An hour before accident the wind speed reached 226 Km/h
(see graph below)
Offshore lights that guide pilots into Jamaica's main airport had been knocked out for more than a month when an American Airlines jet landed in driving rain and overshot the runway.
Lights leading to the other end of the runway were functioning, but wind conditions made that approach less desirable.
It had taken off from Miami International Airport at 8:52 p.m. And arrived in Kingston at 10:22 p.m.
Runway 12 Elevations - Landing end, 8. ARP (mid-runway) 10, far end 17.
Runway 12 wet, Braking Action is Good
GOOD: No degradation of braking action.
FAIR: Somewhat degraded braking conditions.

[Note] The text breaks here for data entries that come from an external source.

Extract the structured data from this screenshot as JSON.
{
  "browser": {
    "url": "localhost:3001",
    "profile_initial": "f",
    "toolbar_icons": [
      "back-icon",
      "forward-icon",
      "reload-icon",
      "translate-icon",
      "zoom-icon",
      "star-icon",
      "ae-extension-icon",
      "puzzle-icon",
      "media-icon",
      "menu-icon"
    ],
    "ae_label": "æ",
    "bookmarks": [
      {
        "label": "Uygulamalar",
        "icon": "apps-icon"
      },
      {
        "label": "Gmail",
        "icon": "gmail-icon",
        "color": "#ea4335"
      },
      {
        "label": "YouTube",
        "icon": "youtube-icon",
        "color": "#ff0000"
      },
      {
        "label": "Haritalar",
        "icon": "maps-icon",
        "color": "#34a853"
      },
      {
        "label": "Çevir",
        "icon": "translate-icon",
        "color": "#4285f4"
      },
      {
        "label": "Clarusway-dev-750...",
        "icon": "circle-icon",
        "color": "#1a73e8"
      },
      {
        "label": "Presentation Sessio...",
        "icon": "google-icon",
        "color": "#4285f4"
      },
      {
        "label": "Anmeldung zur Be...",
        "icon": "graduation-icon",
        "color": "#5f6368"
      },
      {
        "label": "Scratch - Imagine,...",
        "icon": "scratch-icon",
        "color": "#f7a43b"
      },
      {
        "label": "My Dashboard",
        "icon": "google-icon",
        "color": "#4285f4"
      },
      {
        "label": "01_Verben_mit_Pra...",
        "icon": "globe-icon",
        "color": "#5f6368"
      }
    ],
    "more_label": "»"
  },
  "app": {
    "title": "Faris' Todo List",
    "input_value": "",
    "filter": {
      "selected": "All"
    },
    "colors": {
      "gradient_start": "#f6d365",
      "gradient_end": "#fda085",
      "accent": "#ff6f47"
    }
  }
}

POOR: Very degraded braking conditions.
NIL: No braking action.
Aerodynamic, not disc, braking is more important when runway conditions have deteriorated enough to necessitate a braking action report. To use the aerodynamic braking action the engineers gave you, first fly at the correct approach speed. Then, once in the landing flare, hold the aircraft’s nose off the runway as long as possible to aid in aerodynamic braking. Finally, when the airplane has settled on the runway use the brakes sparingly – or not at all. This is not the time to slam on the brakes to make the first taxiway. Good rudder and aileron skills will also come in handy – the longitudinal axis of the airplane should be aligned with the runway centerline. This seems rudimentary until one wheel hits the ice first and causes a sudden jolt.
Remember, any braking action report implies that braking action is diminished – the only question pilots have to answer is “by how much?”.
These practices should keep you heading down the runway when braking action reports are GOOD or FAIR.
REILs not operating
Runway End Identifier Lights
REILs are installed at many airfields to provide rapid and positive identification of the approach end of a particular runway. They are effective for:
a. Identification of a runway surrounded by a preponderance of other lighting;
b. Identification of a runway which lacks contrast with surrounding terrain; and
c. Identification of a runway during reduced visibility.
These lights consist of a pair of synchronized flashing lights located on each side of the runway threshold facing the approach area. Both Runway 12 and Runway 30 have omni-directional REILs. The REIL system can be replaced with funding assistance from the JCAA to allow for improved pilot control. Pilots may adjust the intensity of the lights as they approach for landing by keying or “clicking” the aircraft’s microphone in accordance with the Pilot Control Lighting Operating Procedures.